CSRD Overhaul? What changed and what's the same.

CSRD Overhaul? What changed and what's the same.

The European Commission's "Omnibus" package proposal has introduced significant potential changes to the Corporate Sustainability Reporting Directive (CSRD). These changes have global implications, impacting companies directly in scope, those with EU supply chains, and those benchmarking against international best practices. At Diginex, we're helping organizations worldwide understand these shifts. This article breaks down the proposal, focusing on what's changed and what remains constant.
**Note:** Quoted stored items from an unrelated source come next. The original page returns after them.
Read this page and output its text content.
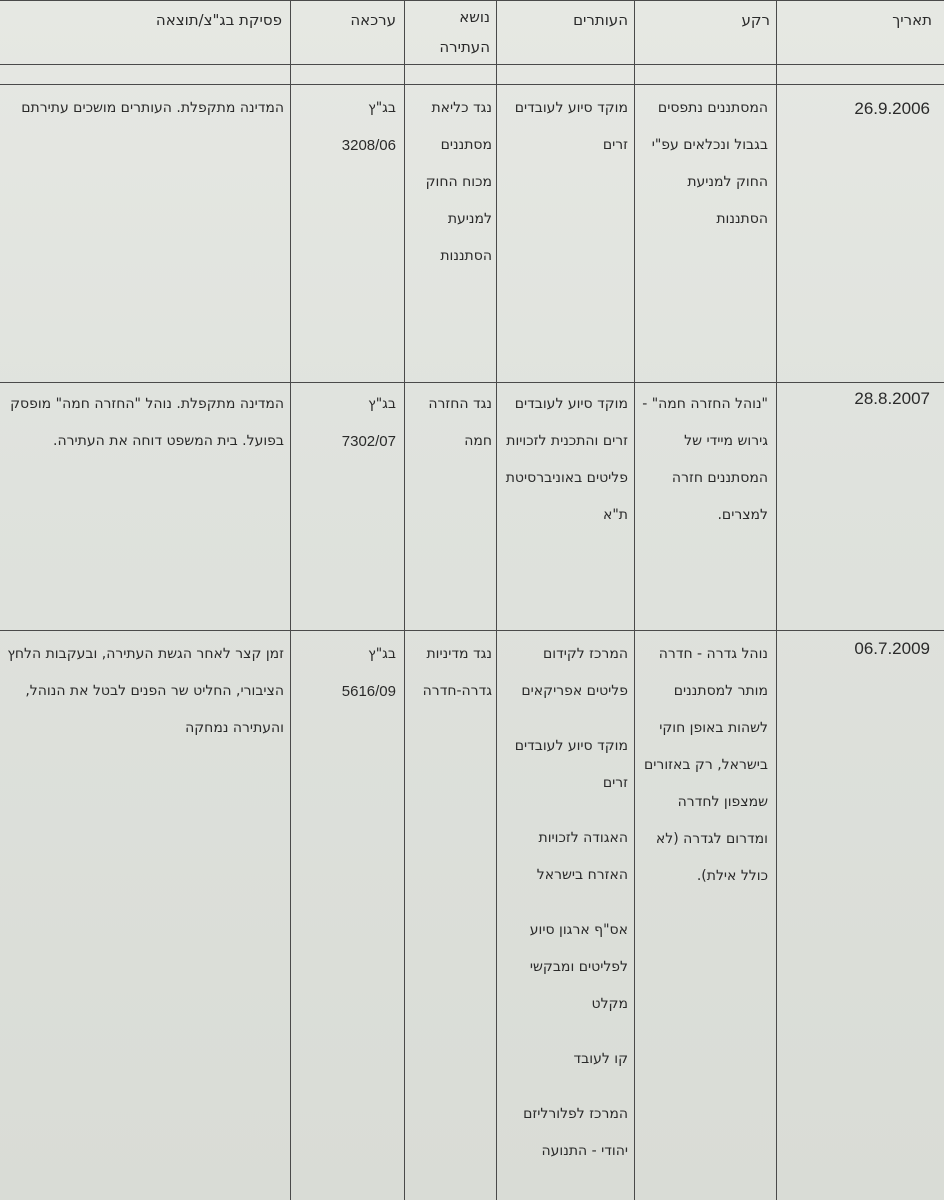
תאריך
רקע
העותרים
נושא העתירה
ערכאה
פסיקת בג"צ/תוצאה
26.9.2006
המסתננים נתפסים בגבול ונכלאים עפ"י החוק למניעת הסתננות
מוקד סיוע לעובדים זרים
נגד כליאת מסתננים מכוח החוק למניעת הסתננות
בג"ץ
3208/06
המדינה מתקפלת. העותרים מושכים עתירתם
28.8.2007
"נוהל החזרה חמה" - גירוש מיידי של המסתננים חזרה למצרים.
מוקד סיוע לעובדים זרים והתכנית לזכויות פליטים באוניברסיטת ת"א
נגד החזרה חמה
בג"ץ
7302/07
המדינה מתקפלת. נוהל "החזרה חמה" מופסק בפועל. בית המשפט דוחה את העתירה.
06.7.2009
נוהל גדרה - חדרה מותר למסתננים לשהות באופן חוקי בישראל, רק באזורים שמצפון לחדרה ומדרום לגדרה (לא כולל אילת).

המרכז לקידום פליטים אפריקאים

מוקד סיוע לעובדים זרים

האגודה לזכויות האזרח בישראל

אס"ף ארגון סיוע לפליטים ומבקשי מקלט

קו לעובד

המרכז לפלורליזם יהודי - התנועה

נגד מדיניות גדרה-חדרה
בג"ץ
5616/09
זמן קצר לאחר הגשת העתירה, ובעקבות הלחץ הציבורי, החליט שר הפנים לבטל את הנוהל, והעתירה נמחקה
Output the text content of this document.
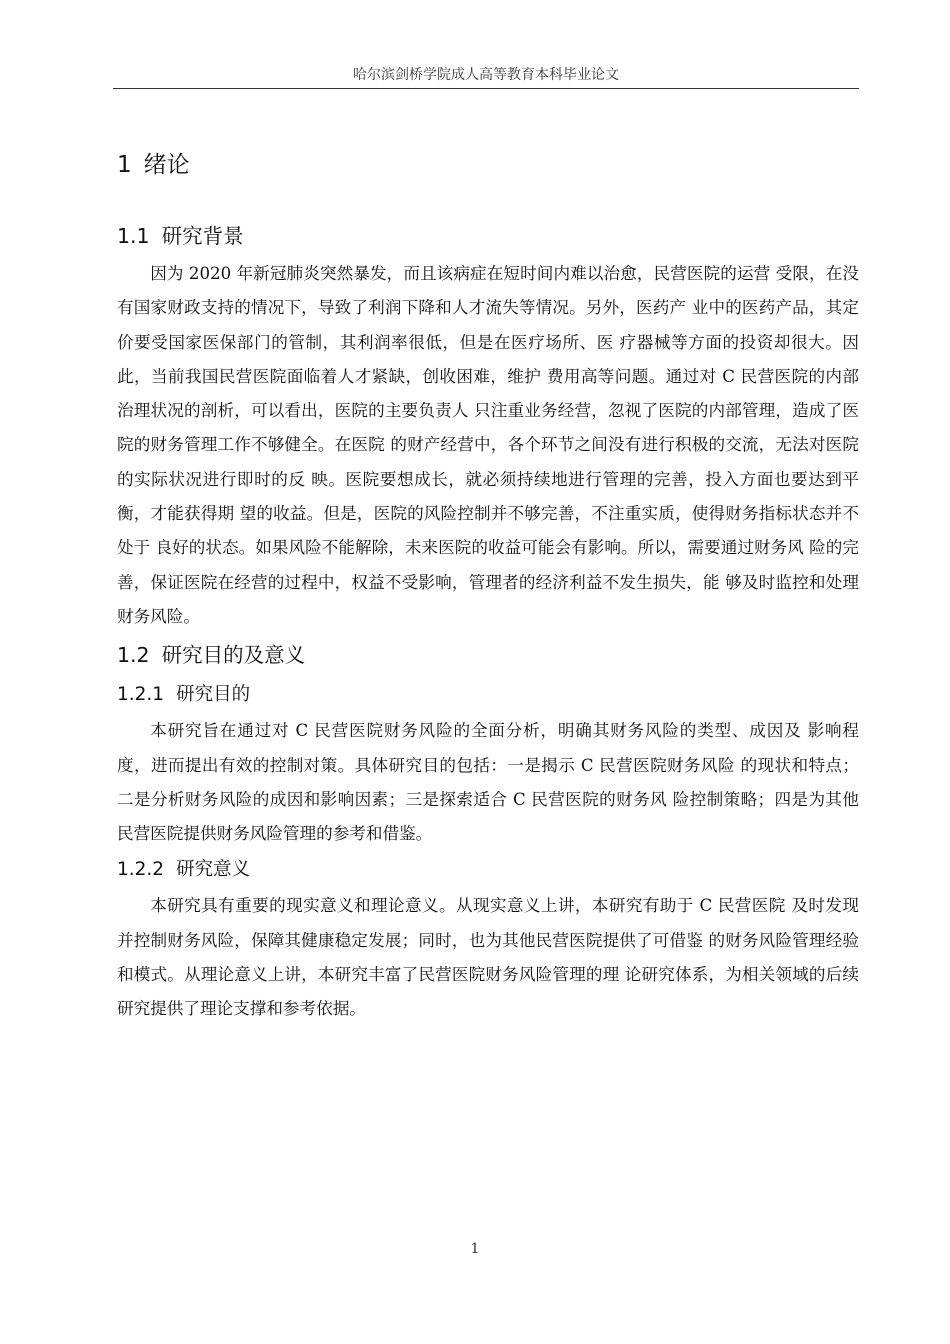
哈尔滨剑桥学院成人高等教育本科毕业论文
1 绪论
1.1 研究背景

因为 2020 年新冠肺炎突然暴发，而且该病症在短时间内难以治愈，民营医院的运营 受限，在没有国家财政支持的情况下，导致了利润下降和人才流失等情况。另外，医药产 业中的医药产品，其定价要受国家医保部门的管制，其利润率很低，但是在医疗场所、医 疗器械等方面的投资却很大。因此，当前我国民营医院面临着人才紧缺，创收困难，维护 费用高等问题。通过对 C 民营医院的内部治理状况的剖析，可以看出，医院的主要负责人 只注重业务经营，忽视了医院的内部管理，造成了医院的财务管理工作不够健全。在医院 的财产经营中，各个环节之间没有进行积极的交流，无法对医院的实际状况进行即时的反 映。医院要想成长，就必须持续地进行管理的完善，投入方面也要达到平衡，才能获得期 望的收益。但是，医院的风险控制并不够完善，不注重实质，使得财务指标状态并不处于 良好的状态。如果风险不能解除，未来医院的收益可能会有影响。所以，需要通过财务风 险的完善，保证医院在经营的过程中，权益不受影响，管理者的经济利益不发生损失，能 够及时监控和处理财务风险。

1.2 研究目的及意义
1.2.1 研究目的

本研究旨在通过对 C 民营医院财务风险的全面分析，明确其财务风险的类型、成因及 影响程度，进而提出有效的控制对策。具体研究目的包括：一是揭示 C 民营医院财务风险 的现状和特点；二是分析财务风险的成因和影响因素；三是探索适合 C 民营医院的财务风 险控制策略；四是为其他民营医院提供财务风险管理的参考和借鉴。

1.2.2 研究意义

本研究具有重要的现实意义和理论意义。从现实意义上讲，本研究有助于 C 民营医院 及时发现并控制财务风险，保障其健康稳定发展；同时，也为其他民营医院提供了可借鉴 的财务风险管理经验和模式。从理论意义上讲，本研究丰富了民营医院财务风险管理的理 论研究体系，为相关领域的后续研究提供了理论支撑和参考依据。

1
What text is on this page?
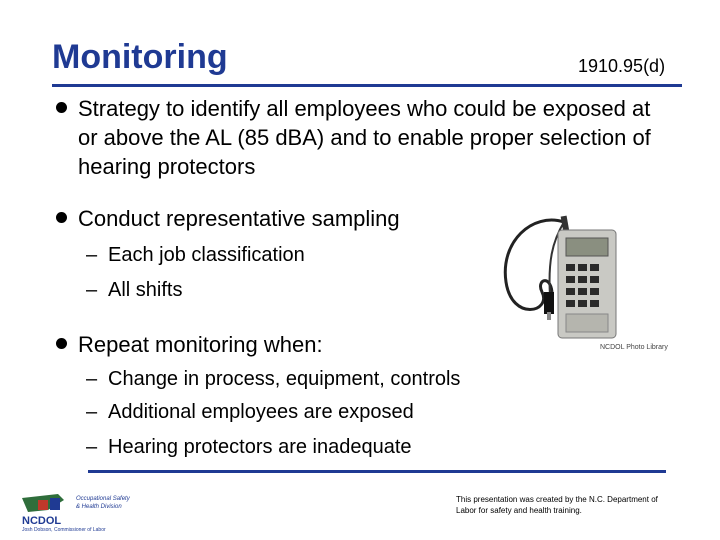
Monitoring	1910.95(d)
Strategy to identify all employees who could be exposed at or above the AL (85 dBA) and to enable proper selection of hearing protectors
Conduct representative sampling
– Each job classification
– All shifts
Repeat monitoring when:
– Change in process, equipment, controls
– Additional employees are exposed
– Hearing protectors are inadequate
NCDOL Photo Library
NCDOL
Occupational Safety
& Health Division
Josh Dobson, Commissioner of Labor
This presentation was created by the N.C. Department of Labor for safety and health training.
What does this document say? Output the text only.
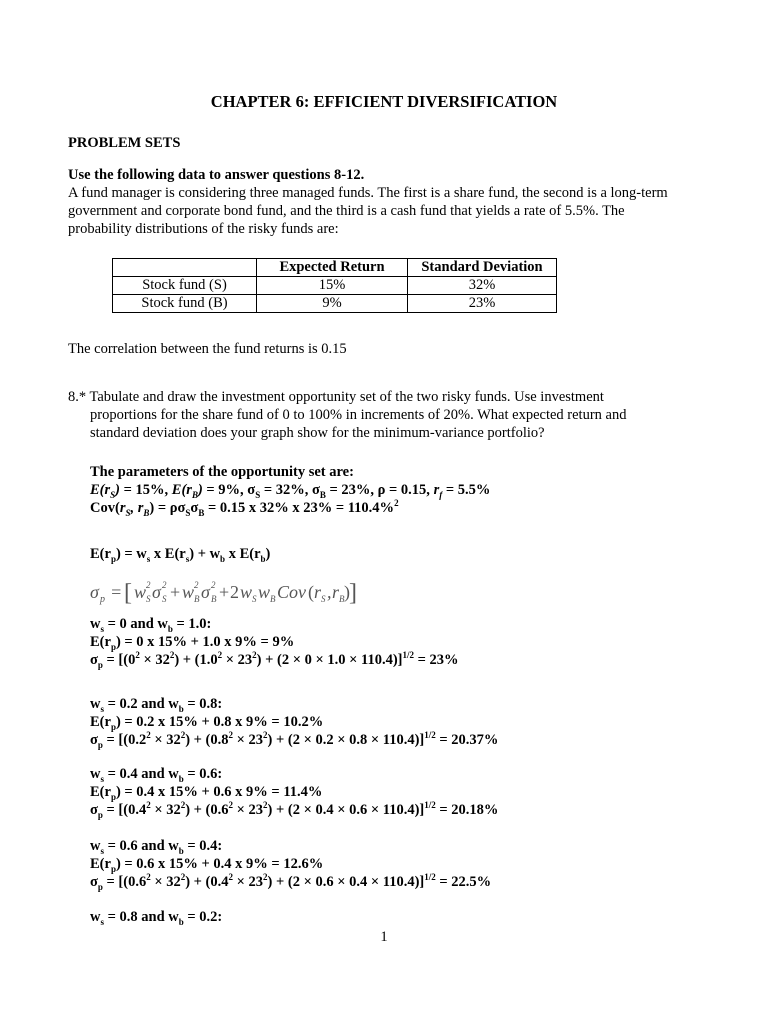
CHAPTER 6: EFFICIENT DIVERSIFICATION
PROBLEM SETS
Use the following data to answer questions 8-12.
A fund manager is considering three managed funds. The first is a share fund, the second is a long-term
government and corporate bond fund, and the third is a cash fund that yields a rate of 5.5%. The
probability distributions of the risky funds are:
	Expected Return	Standard Deviation
Stock fund (S)	15%	32%
Stock fund (B)	9%	23%
The correlation between the fund returns is 0.15
8.* Tabulate and draw the investment opportunity set of the two risky funds. Use investment
proportions for the share fund of 0 to 100% in increments of 20%. What expected return and
standard deviation does your graph show for the minimum-variance portfolio?
The parameters of the opportunity set are:
$E(r_S) = 15\%$, $E(r_B) = 9\%$, $\sigma_S = 32\%$, $\sigma_B = 23\%$, ρ = 0.15, $r_f = 5.5\%$
$Cov(r_S$, $r_B) = \rho\sigma_S\sigma_B = 0.15$ x 32% x 23% = 110.4%$^2$
$E(r_p) = w_s$ x $E(r_s) + w_b$ x $E(r_b)$
σ p = [ w 2
S σ 2
S + w 2
B σ 2
B + 2 w S w B Cov ( r S , r B ) ]
$w_s = 0$ and $w_b = 1.0$:
$E(r_p) = 0$ x 15% + 1.0 x 9% = 9%
$\sigma_p = [(0^2 \times 32^2) + (1.0^2 \times 23^2) + (2 \times 0 \times 1.0 \times 110.4)]^{1/2} = 23\%$
$w_s = 0.2$ and $w_b = 0.8$:
$E(r_p) = 0.2$ x 15% + 0.8 x 9% = 10.2%
$\sigma_p = [(0.2^2 \times 32^2) + (0.8^2 \times 23^2) + (2 \times 0.2 \times 0.8 \times 110.4)]^{1/2} = 20.37\%$
$w_s = 0.4$ and $w_b = 0.6$:
$E(r_p) = 0.4$ x 15% + 0.6 x 9% = 11.4%
$\sigma_p = [(0.4^2 \times 32^2) + (0.6^2 \times 23^2) + (2 \times 0.4 \times 0.6 \times 110.4)]^{1/2} = 20.18\%$
$w_s = 0.6$ and $w_b = 0.4$:
$E(r_p) = 0.6$ x 15% + 0.4 x 9% = 12.6%
$\sigma_p = [(0.6^2 \times 32^2) + (0.4^2 \times 23^2) + (2 \times 0.6 \times 0.4 \times 110.4)]^{1/2} = 22.5\%$
$w_s = 0.8$ and $w_b = 0.2$:
1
BACKGROUND: A "Streamlining" Proposal with Global Reach

Published on February 26, 2025, the Omnibus Bill aims to streamline EU sustainability laws. Remember, this is a proposal, subject to negotiation and amendment. This creates uncertainty, particularly relevant for any company with EU operations, significant EU-based supply chains, or those looking to global sustainability leadership. A key element of the package is to delay waves 2 and 3 of implementation.

WHAT CHANGED

The proposed changes are substantial and could significantly alter the reporting landscape:

  • Dramatically Increased Scope Thresholds: This is the most significant change. The proposal greatly increases the size thresholds for companies directly required to report under the CSRD. EU Companies/Groups: Would need to exceed two of the following: Balance sheet total: €25 million Worldwide net turnover: €50 million Average employees: 1,000 (up from 250)

OR

  • EU entities with 1,000 employees and exceeding one of the following: Balance sheet total: 25 million euros Worldwide net turnover: 50 million euros
  • Non-EU Ultimate Parent Companies: Would need to both: Generate a net turnover of at least €450 million in the EU (at the group level) – up from €150 million. Have at least one large EU subsidiary (meeting the revised EU company thresholds) or a branch in the EU with a net turnover of €50 million (up from €40 million). These new thresholds would also apply to companies listed on EU regulated markets, credit institutions and insurance undertakings
  • Higher Thresholds for EU Taxonomy Alignment Disclosures: Only EU companies/groups exceeding a €450 million net turnover would be required to provide full EU Taxonomy alignment information.
  • Value Chain Reporting Shift: Companies would be encouraged to use "voluntary" standards (based on EFRAG's VSME standard) for data from value chain partners not directly subject to the CSRD.
  • No Reasonable Assurance Standards: The proposal removes the previous requirement for the Commission to adopt reasonable assurance standards, keeping the level at "limited" for the foreseeable future.
  • ESRS Revisions: The Commission intends to revise the European Sustainability Reporting Standards (ESRS) to reduce mandatory data points and improve clarity.
  • Sector-Specific Standards Scrapped: The proposal eliminates the requirement for sector-specific reporting standards.

WHAT STAYED THE SAME

Despite these significant proposed changes, some core principles of the CSRD remain unchanged:

  • Double Materiality: The fundamental concept of double materiality – assessing both the financial impacts of sustainability matters on the company and the company's impact on people and the planet – is unchanged. This remains a cornerstone of the CSRD and a global best practice.
  • Limited Assurance Requirement (for Now): The requirement for limited assurance on CSRD reports remains in place, although with planned guidance from the Commission to clarify procedures.
  • Underlying Drive for Transparency: The fundamental goal of the CSRD – to increase transparency and comparability in sustainability reporting – remains. The direction of travel, towards greater corporate accountability, is unchanged, even if the specific implementation details are being adjusted.

WHAT diginex RECOMMENDS

At Diginex, we believe it's crucial to recognize that the underlying principles and best practices embodied by the CSRD remain incredibly important, regardless of whether your company falls directly within the revised scope. The push for greater transparency and accountability in sustainability is a global trend, driven by investors, customers, and increasingly, by supply chain partners. Don't be surprised if, even after these proposed changes, your larger suppliers, customers, or investors continue to expect a level of disclosure and performance that aligns with the spirit of the CSRD.

Proactive engagement with these principles provides a competitive advantage, builds resilience, and prepares your company for the evolving expectations of the global market. Companies in the second and third waves should still take this opportunity to delay by two years. Therefore, continuous monitoring of developments, assessing your company's direct and indirect exposure, and benchmarking your practices against the CSRD framework are all vital steps.